Hot on the heels of the launch of a third Vitality Re transaction which we covered here earlier, the two previous Vitality Re transactions issued by Aetna to cover health insurance risks linked to medical benefit claims ratios have both been placed on CreditWatch with positive implications by ratings agency Standard & Poor’s. S&P cites an improved claims experience on the underlying book of covered business as the reason for the rating update.
Vitality Re Ltd., the first of these unique catastrophe bond type transactions, was issued in December 2010. Vitality Re II Ltd., which saw Aetna return to the insurance-linked securities market to increase the coverage provided by the Vitality Re series of deals, was issued in April 2011.
S&P says that there has been improved claims experience on the covered book of business that Aetna subsidiary Health Re Inc. ceded to Vitality Re and Vitality Re II under the terms of the ILS transactions. The deals use a medical benefit claims ratio to measure and trigger loss payments. The medical benefit ratio attachment point for the Vitality Re 2010-1 Class A tranche of notes is 104% while the attachment for the Vitality Re II 2011-1 Class A and B tranches of notes are 105% and 100% respectively.
With annual resets approaching S&P expects that when calculating the medical benefit ratios the positive claims trends over the past two years to lower the probability of attachment for all three tranches of notes. The initial medical benefit ratio had been weighted more heavily on the 2009 ratio which was less favourable (due to claims experience from that year) than what was experienced in 2010 and the first nine months of 2011.

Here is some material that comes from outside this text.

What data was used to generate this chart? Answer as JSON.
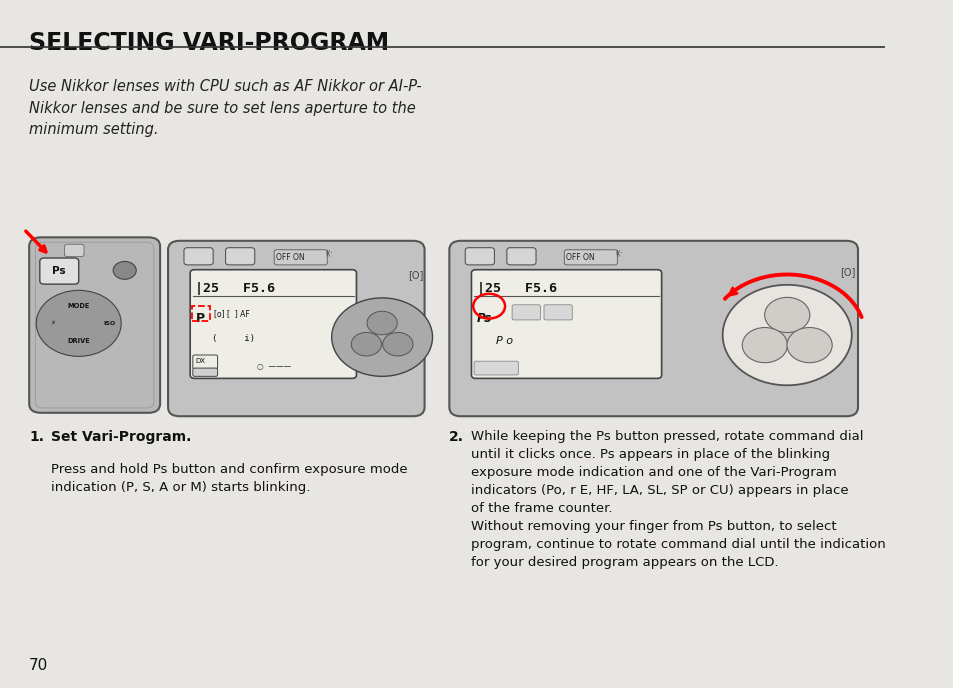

S&P are waiting for the output of the deals modellers Milliman Inc. who are updating the modelling results, which in turn will reflect the probability of attachment for these deals going forwards. Given the information that they have S&P expect to raise the ratings on the notes one or two notches and resolve this CreditWatch position positively within 30 days.
Coming just after the Vitality Re III Ltd. deals launch this news should enthuse investors looking for a good ILS diversification opportunity as the perception of the riskiness of this series of deals has improved. We’ll update you when the CreditWatch is resolved and new ratings are applied.